Sorry, here I am hijacking your comments again despite now having my OWN blog to rant on! oops...

At 6:19 PM, Blogger Ms.PhD said...

jane, I love your comments. Cheered me up today.

Truth is most of my friends are not at my level or reallly do have it pretty good, and they - like some commenters- are a little bit disbelieving of some of the shit because it's not nearly as bad for men in faculty positions or other fields like computer science. My only close women friends are either too busy to sleep much less talk while they're setting up their own labs/ clinical trials... But yeah, I talked to a friend yesterday at a company and there are some similarities. Small comfort since she makes at least 3x more$ and owns her house, etc. I think the worst thing lately is this gap - my largely very successful science/business friends pity me, and my artist friends just think I'm so brave and selfless. It's weird and not comforting either way.

At 1:34 PM, Blogger JaneB said...

That's very frustrating - know what you mean about the pity of $ or £ successful friends. One large advantage of living in NorthernCity is that the cost of living is much lower than in the south of England where most of my successful friends live, so by now I'm not QUITE so far behind - I have a small terraced house (I think that's a row house in US?) but it's a couple of minutes walk from the town centre of a really nice little market town and a 15-20 minute commute to work (unless the traffic's really bad), whereas my wealthier friends mostly have larger houses with decent gardens in nice villages where they have to get the car out to even buy a loaf of bread and have a long and not terribly pleasant commute to work or fancy flats (apartments) in the city but again a tough commute. And these days my choice of a small, fuel-economical car is seen as smart not whacky! (the main difference now is that I bought my first car second hand when I was 28, drove it for ten years then traded it in on a very similar car a couple of summers ago, whilst many of my friends get new cars every other year). So although there is a difference in lifestyle, it's not so obvious as it was when I was 30 and still renting whilst they were all buying posh cars and going on exotic foreign holidays!

Is there any way you can try and meet other people in your institution who are in similar positions? Maybe there's one of those 'career development for post-docs' courses, in which the tutor will tell you lots of stuff you already know, but you can use the tea breaks and free lunch to meet some people from other disciplines?

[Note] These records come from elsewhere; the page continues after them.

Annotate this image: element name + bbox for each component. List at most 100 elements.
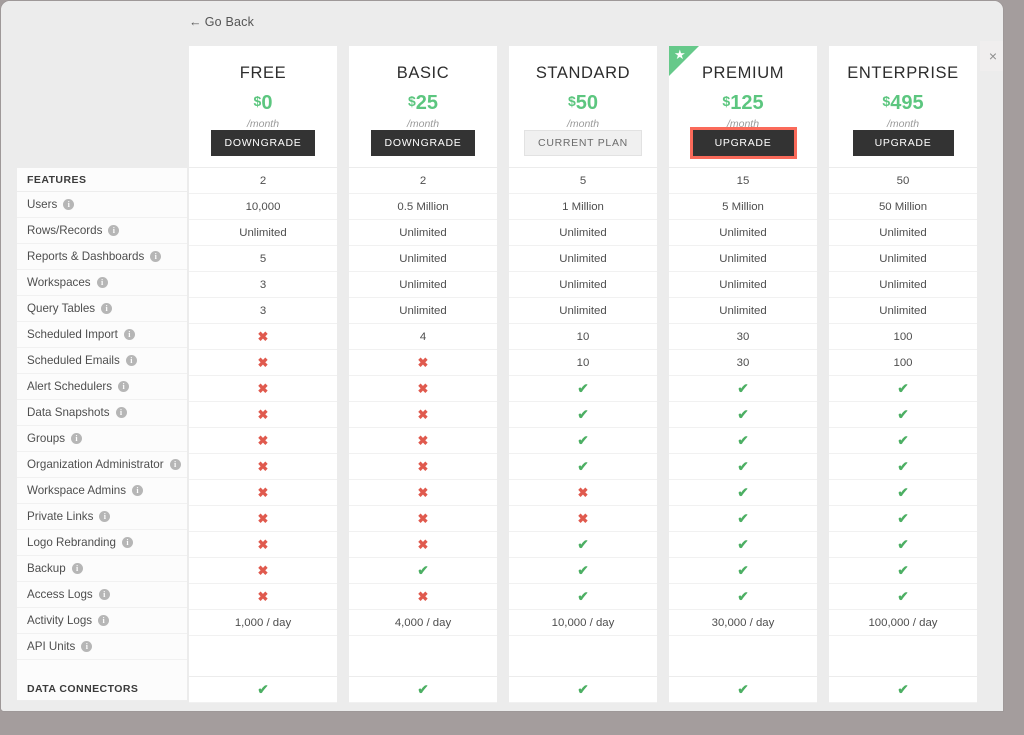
info-icon[interactable]: i xyxy=(132,485,143,496)
plan-value-cell: ✔ xyxy=(829,677,977,703)
check-icon: ✔ xyxy=(897,589,908,605)
plan-value-cell: Unlimited xyxy=(349,298,497,324)
plan-action-button[interactable]: DOWNGRADE xyxy=(371,130,476,156)
feature-row: Scheduled Import i xyxy=(17,322,187,348)
feature-row: Alert Schedulers i xyxy=(17,374,187,400)
info-icon[interactable]: i xyxy=(101,303,112,314)
plan-value-cell: ✔ xyxy=(669,376,817,402)
feature-label: Rows/Records xyxy=(27,224,102,237)
check-icon: ✔ xyxy=(577,563,588,579)
cross-icon: ✖ xyxy=(578,485,589,501)
plan-column-premium: ★PREMIUM$125/monthUPGRADE155 MillionUnli… xyxy=(669,46,817,703)
close-button[interactable]: × xyxy=(980,41,1004,71)
plan-value-cell: ✖ xyxy=(189,506,337,532)
feature-label: Workspace Admins xyxy=(27,484,126,497)
info-icon[interactable]: i xyxy=(150,251,161,262)
info-icon[interactable]: i xyxy=(72,563,83,574)
plan-value-cell: ✔ xyxy=(829,376,977,402)
plan-value-text: 0.5 Million xyxy=(397,201,448,213)
plan-value-rows: 20.5 MillionUnlimitedUnlimitedUnlimitedU… xyxy=(349,167,497,703)
info-icon[interactable]: i xyxy=(97,277,108,288)
feature-row: Logo Rebranding i xyxy=(17,530,187,556)
feature-label: Reports & Dashboards xyxy=(27,250,144,263)
plan-action-button[interactable]: DOWNGRADE xyxy=(211,130,316,156)
info-icon[interactable]: i xyxy=(99,511,110,522)
cross-icon: ✖ xyxy=(418,381,429,397)
info-icon[interactable]: i xyxy=(71,433,82,444)
plan-value-cell: 3 xyxy=(189,272,337,298)
check-icon: ✔ xyxy=(897,407,908,423)
feature-row: Access Logsi xyxy=(17,582,187,608)
check-icon: ✔ xyxy=(737,485,748,501)
plan-value-cell: ✔ xyxy=(669,558,817,584)
plan-value-text: Unlimited xyxy=(399,305,446,317)
plan-value-text: 1,000 / day xyxy=(235,617,291,629)
plan-value-cell: ✔ xyxy=(189,677,337,703)
plan-spacer xyxy=(349,636,497,653)
check-icon: ✔ xyxy=(897,682,908,698)
feature-label: Scheduled Import xyxy=(27,328,118,341)
plan-value-cell: ✖ xyxy=(509,480,657,506)
plan-value-cell: 4,000 / day xyxy=(349,610,497,636)
plan-value-text: Unlimited xyxy=(399,227,446,239)
feature-label: Alert Schedulers xyxy=(27,380,112,393)
info-icon[interactable]: i xyxy=(63,199,74,210)
go-back-link[interactable]: ←Go Back xyxy=(189,15,254,29)
info-icon[interactable]: i xyxy=(108,225,119,236)
cross-icon: ✖ xyxy=(418,537,429,553)
plan-period: /month xyxy=(669,118,817,130)
plan-value-cell: ✔ xyxy=(509,376,657,402)
check-icon: ✔ xyxy=(577,433,588,449)
plan-value-text: Unlimited xyxy=(559,279,606,291)
check-icon: ✔ xyxy=(737,589,748,605)
plan-button-wrap: DOWNGRADE xyxy=(189,130,337,167)
info-icon[interactable]: i xyxy=(118,381,129,392)
feature-row: Usersi xyxy=(17,192,187,218)
plan-value-cell: 10 xyxy=(509,324,657,350)
plan-value-text: Unlimited xyxy=(559,253,606,265)
cross-icon: ✖ xyxy=(418,485,429,501)
plan-action-button[interactable]: UPGRADE xyxy=(853,130,954,156)
check-icon: ✔ xyxy=(737,511,748,527)
info-icon[interactable]: i xyxy=(98,615,109,626)
plan-value-cell: Unlimited xyxy=(669,298,817,324)
plan-value-text: Unlimited xyxy=(879,227,926,239)
plan-value-cell: 5 xyxy=(509,168,657,194)
plan-value-text: 4 xyxy=(420,331,426,343)
feature-row: Private Links i xyxy=(17,504,187,530)
feature-label: Private Links xyxy=(27,510,93,523)
info-icon[interactable]: i xyxy=(170,459,181,470)
feature-label: Logo Rebranding xyxy=(27,536,116,549)
check-icon: ✔ xyxy=(737,682,748,698)
plan-value-text: 3 xyxy=(260,305,266,317)
plan-spacer xyxy=(829,636,977,653)
check-icon: ✔ xyxy=(737,407,748,423)
plan-header: FREE$0/monthDOWNGRADE xyxy=(189,46,337,167)
info-icon[interactable]: i xyxy=(124,329,135,340)
plan-value-cell: ✔ xyxy=(509,428,657,454)
plan-value-cell: ✔ xyxy=(669,677,817,703)
plan-value-cell: Unlimited xyxy=(829,272,977,298)
info-icon[interactable]: i xyxy=(81,641,92,652)
cross-icon: ✖ xyxy=(258,459,269,475)
plan-value-cell: Unlimited xyxy=(829,298,977,324)
plan-section-gap xyxy=(829,653,977,677)
check-icon: ✔ xyxy=(737,563,748,579)
cross-icon: ✖ xyxy=(258,433,269,449)
info-icon[interactable]: i xyxy=(122,537,133,548)
plan-value-text: Unlimited xyxy=(879,279,926,291)
plan-value-cell: ✔ xyxy=(509,584,657,610)
plan-value-text: Unlimited xyxy=(559,305,606,317)
plan-value-cell: ✖ xyxy=(349,480,497,506)
plan-action-button[interactable]: CURRENT PLAN xyxy=(524,130,642,156)
cross-icon: ✖ xyxy=(258,485,269,501)
plan-action-button[interactable]: UPGRADE xyxy=(693,130,794,156)
info-icon[interactable]: i xyxy=(99,589,110,600)
plan-value-cell: ✖ xyxy=(189,558,337,584)
plan-price: $495 xyxy=(829,93,977,113)
cross-icon: ✖ xyxy=(258,563,269,579)
info-icon[interactable]: i xyxy=(116,407,127,418)
info-icon[interactable]: i xyxy=(126,355,137,366)
cross-icon: ✖ xyxy=(258,537,269,553)
price-amount: 125 xyxy=(730,92,763,114)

What I really missed was a friend around here who understood something about ecology, as that end of biology is very poorly represented here - and I found someone who now works in the student learning centre but has years of post-doccing in a general ecological area and is about my age by going to a 'confidence building' event in the 'women's career development' programme on campus - we all had to do potted biogs at the beginning of the session so I made sure to get her email, and now we meet up every 4-6 weeks for a coffee break and it has really made a difference to my on-campus life - it's just nice to talk to someone else who cares about my parent discipline and has usually read the same recent articles, despite our different career paths. So it was worth going to the workshop despite the pointlessness of the actual content...

At 8:20 AM, Anonymous Anonymous said...

I think a lot of how you view your experiences is based on expectations. I know I am a guy, but my expectations are that this process of getting an independent faculty position would be difficult beyond compare. Why else would the grad school/postdoc paradigm be so disheartening?

I think maybe you were idealistic in your beliefs about this career path - and it has turned out to be like any other. Politicking, among other things, matters so much.

I won't deny that there are gender-specific issues that I don't have to deal with, but there are other issues - the whole MD >> PhD for example - that in my observations vastly trumps the gender issue (ie, a female MD would almost certainly get an academic job well before a male PhD based on the economics of the MD "service=practice"-based (and thus directly income-generating) role compared to the PhD "service=teaching"-based role). At least in the 'top' programs that are twinned with a medical school.